On my drive back to the surgery, I wondered why Mr Tipton had allowed himself to lie in his own shit for the last three days. Perhaps he was in some way allowing himself to be punished for his awful crimes. Or was it just that he had a dodgy back and couldn’t get to the phone? Maybe there was simply no one else whom he knew he could call on. I often visit lonely, isolated people for whom the GP is their only contact with the outside world. Normally, I reach out to these abandoned people with some compassion and kindness. Why hadn’t I done this for Mr Tipton? Reflecting back, I know that my knowledge of Mr Tipton’s crimes influenced my behaviour towards him. Although I couldn’t have offered him much more as a doctor, I could have offered him a great deal more as a human. The Hippocratic oath tells us that it is not our place to judge our patients but only to treat each one with impartiality and compassion. I think I agree with this in principle but offering kindness and empathy to a paedophile covered in shit isn’t always easy.

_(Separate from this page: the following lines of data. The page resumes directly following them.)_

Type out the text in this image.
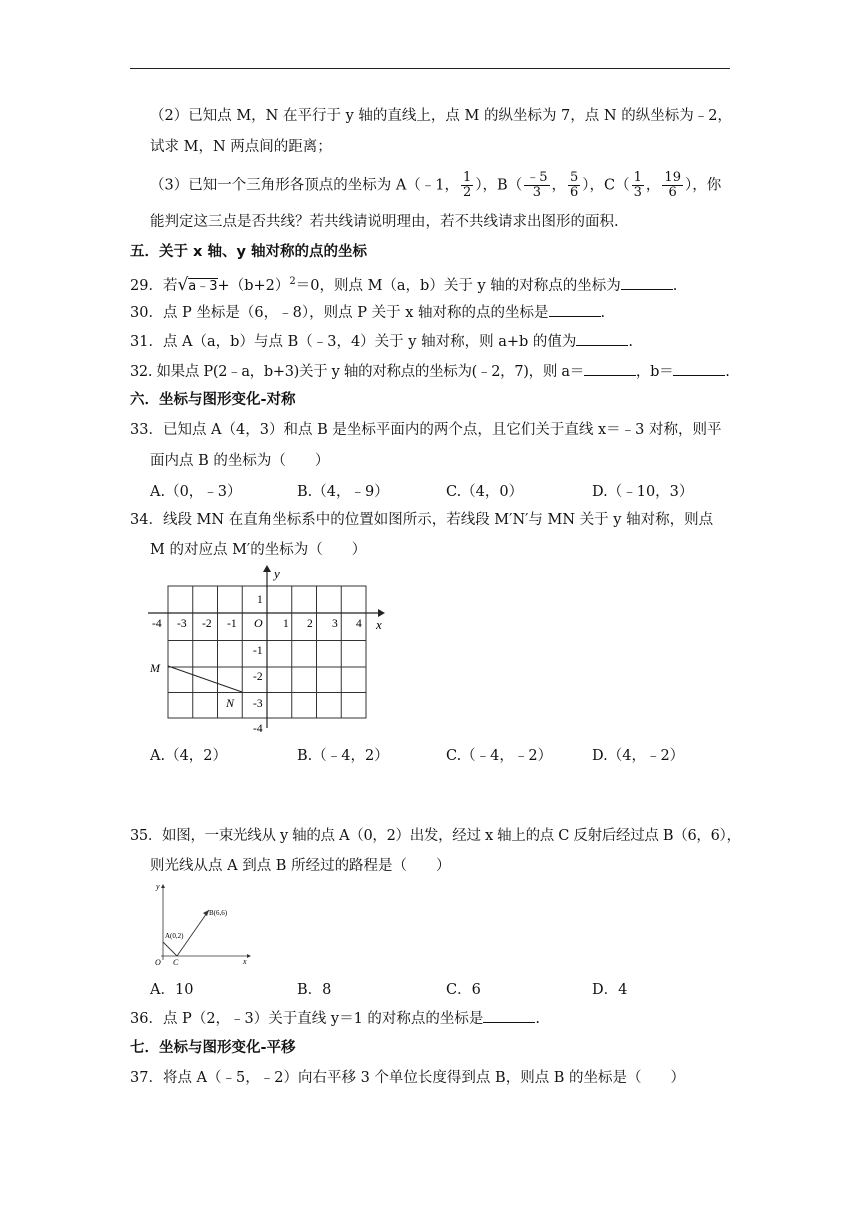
（2）已知点 M，N 在平行于 y 轴的直线上，点 M 的纵坐标为 7，点 N 的纵坐标为﹣2，
试求 M，N 两点间的距离；
（3）已知一个三角形各顶点的坐标为 A（﹣1， $\frac{1}{2}$ ），$B( \frac{﹣5}{3}$ ， $\frac{5}{6}$ ），$C( \frac{1}{3}$ ， $\frac{19}{6}$ ），你
能判定这三点是否共线？若共线请说明理由，若不共线请求出图形的面积.
五．关于 x 轴、y 轴对称的点的坐标
29．若$√a﹣3+(b+2)^2=0$，则点 M（a，b）关于 y 轴的对称点的坐标为	.
30．点 P 坐标是（6，﹣8），则点 P 关于 x 轴对称的点的坐标是	.
31．点 A（a，b）与点 B（﹣3，4）关于 y 轴对称，则 a+b 的值为	.
32. 如果点 P(2﹣a，b+3)关于 y 轴的对称点的坐标为(﹣2，7)，则 a＝	，b＝	.
六．坐标与图形变化-对称
33．已知点 A（4，3）和点 B 是坐标平面内的两个点，且它们关于直线 x＝﹣3 对称，则平
面内点 B 的坐标为（　　）
A.（0，﹣3）	B.（4，﹣9）	C.（4，0）	D.（﹣10，3）
34．线段 MN 在直角坐标系中的位置如图所示，若线段 M′N′与 MN 关于 y 轴对称，则点
M 的对应点 M′的坐标为（　　）
y
x
O
M
N
-4 -3 -2 -1	1 2 3 4
1
-1
-2
-3
-4
A.（4，2）	B.（﹣4，2）	C.（﹣4，﹣2）	D.（4，﹣2）
35．如图，一束光线从 y 轴的点 A（0，2）出发，经过 x 轴上的点 C 反射后经过点 B（6，6），
则光线从点 A 到点 B 所经过的路程是（　　）
y
x
O C
A(0,2)
B(6,6)
A．10	B．8	C．6	D．4
36．点 P（2，﹣3）关于直线 y＝1 的对称点的坐标是	.
七．坐标与图形变化-平移
37．将点 A（﹣5，﹣2）向右平移 3 个单位长度得到点 B，则点 B 的坐标是（　　）
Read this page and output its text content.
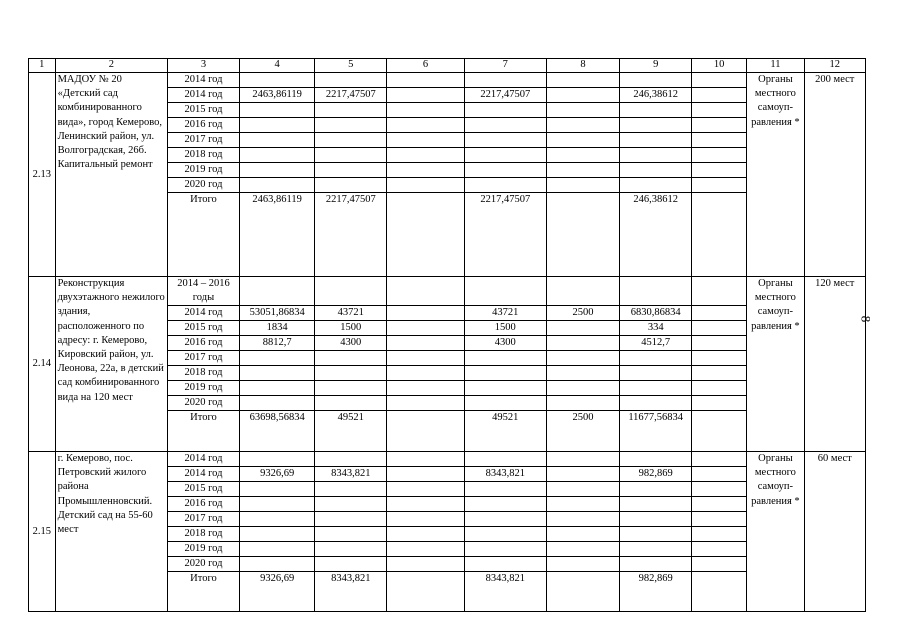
1	2	3	4	5	6	7	8	9	10	11	12
2.13	МАДОУ № 20 «Детский сад комбинированного вида», город Кемерово, Ленинский район, ул. Волгоградская, 26б. Капитальный ремонт	2014 год								Органы местного самоуп-равления *	200 мест
		2014 год	2463,86119	2217,47507		2217,47507		246,38612			
		2015 год									
		2016 год									
		2017 год									
		2018 год									
		2019 год									
		2020 год									
		Итого	2463,86119	2217,47507		2217,47507		246,38612			
2.14	Реконструкция двухэтажного нежилого здания, расположенного по адресу: г. Кемерово, Кировский район, ул. Леонова, 22а, в детский сад комбинированного вида на 120 мест	2014 – 2016 годы								Органы местного самоуп-равления *	120 мест
		2014 год	53051,86834	43721		43721	2500	6830,86834			
		2015 год	1834	1500		1500		334			
		2016 год	8812,7	4300		4300		4512,7			
		2017 год									
		2018 год									
		2019 год									
		2020 год									
		Итого	63698,56834	49521		49521	2500	11677,56834			
2.15	г. Кемерово, пос. Петровский жилого района Промышленновский. Детский сад на 55-60 мест	2014 год								Органы местного самоуп-равления *	60 мест
		2014 год	9326,69	8343,821		8343,821		982,869			
		2015 год									
		2016 год									
		2017 год									
		2018 год									
		2019 год									
		2020 год									
		Итого	9326,69	8343,821		8343,821		982,869			
8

I sometimes think that people have an odd preconception of what makes up the typical day for a GP. These are the exact patients that I saw one morning, a wet Tuesday in November in a typical practice somewhere in the south of England. None of the consultations are outlandish or exciting enough to deserve their own chapter, but they are a very typical reflection of a GP’s average morning.

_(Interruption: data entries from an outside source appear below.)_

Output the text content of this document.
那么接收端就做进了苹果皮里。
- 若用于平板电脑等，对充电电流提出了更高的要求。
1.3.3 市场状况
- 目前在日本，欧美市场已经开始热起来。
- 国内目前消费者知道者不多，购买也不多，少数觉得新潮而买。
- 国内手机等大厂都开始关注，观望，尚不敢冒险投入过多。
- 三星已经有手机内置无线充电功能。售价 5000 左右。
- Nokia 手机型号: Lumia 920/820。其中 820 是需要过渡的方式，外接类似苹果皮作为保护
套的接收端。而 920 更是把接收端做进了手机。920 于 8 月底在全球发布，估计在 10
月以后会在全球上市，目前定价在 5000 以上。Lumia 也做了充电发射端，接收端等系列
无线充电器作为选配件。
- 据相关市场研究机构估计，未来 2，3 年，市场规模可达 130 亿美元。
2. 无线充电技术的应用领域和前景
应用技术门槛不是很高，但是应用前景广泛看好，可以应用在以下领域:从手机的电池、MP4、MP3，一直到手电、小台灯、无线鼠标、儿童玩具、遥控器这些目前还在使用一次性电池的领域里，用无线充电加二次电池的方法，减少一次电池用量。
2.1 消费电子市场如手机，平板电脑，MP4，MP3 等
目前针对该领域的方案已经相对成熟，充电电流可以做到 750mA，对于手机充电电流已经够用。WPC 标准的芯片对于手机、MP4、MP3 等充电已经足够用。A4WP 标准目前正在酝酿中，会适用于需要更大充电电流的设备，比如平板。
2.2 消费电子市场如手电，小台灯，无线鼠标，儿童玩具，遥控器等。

I finished the morning surgery late and grabbed a sandwich before rushing off to do a couple of visits:
Visit 1. A 78-year-old man who had had a mini stroke the night before. He had had 11 previous mini strokes and was on all the right medication to control his blood pressure, keep his cholesterol low and thin his blood, etc. He had recovered fully since the previous night and my visit wasn’t really necessary medically, but his wife was anxious and I spent 20 minutes reassuring her that she was doing all the right things and she thanked me repeatedly for coming out to see them.
Visit 2. A 57-year-old man who couldn’t get out of bed that morning. He was previously fairly well. Initially, I thought he was being a bit precious but then I noticed that the whites of his eyes were a bit yellow (jaundice) and on examining his abdomen, found he had a big liver. Unfortunately, my gut instinct was that he probably had cancer. He asked me what I thought was wrong and I said that I thought there were all sorts of possible causes and I wouldn’t like to commit until he had had a scan. Once back at the surgery, I make a referral to get him seen urgently by the bowel and liver specialist. Should I have said I thought he had cancer? I wouldn’t want to worry him unnecessarily if he just had gallstones or something completely benign.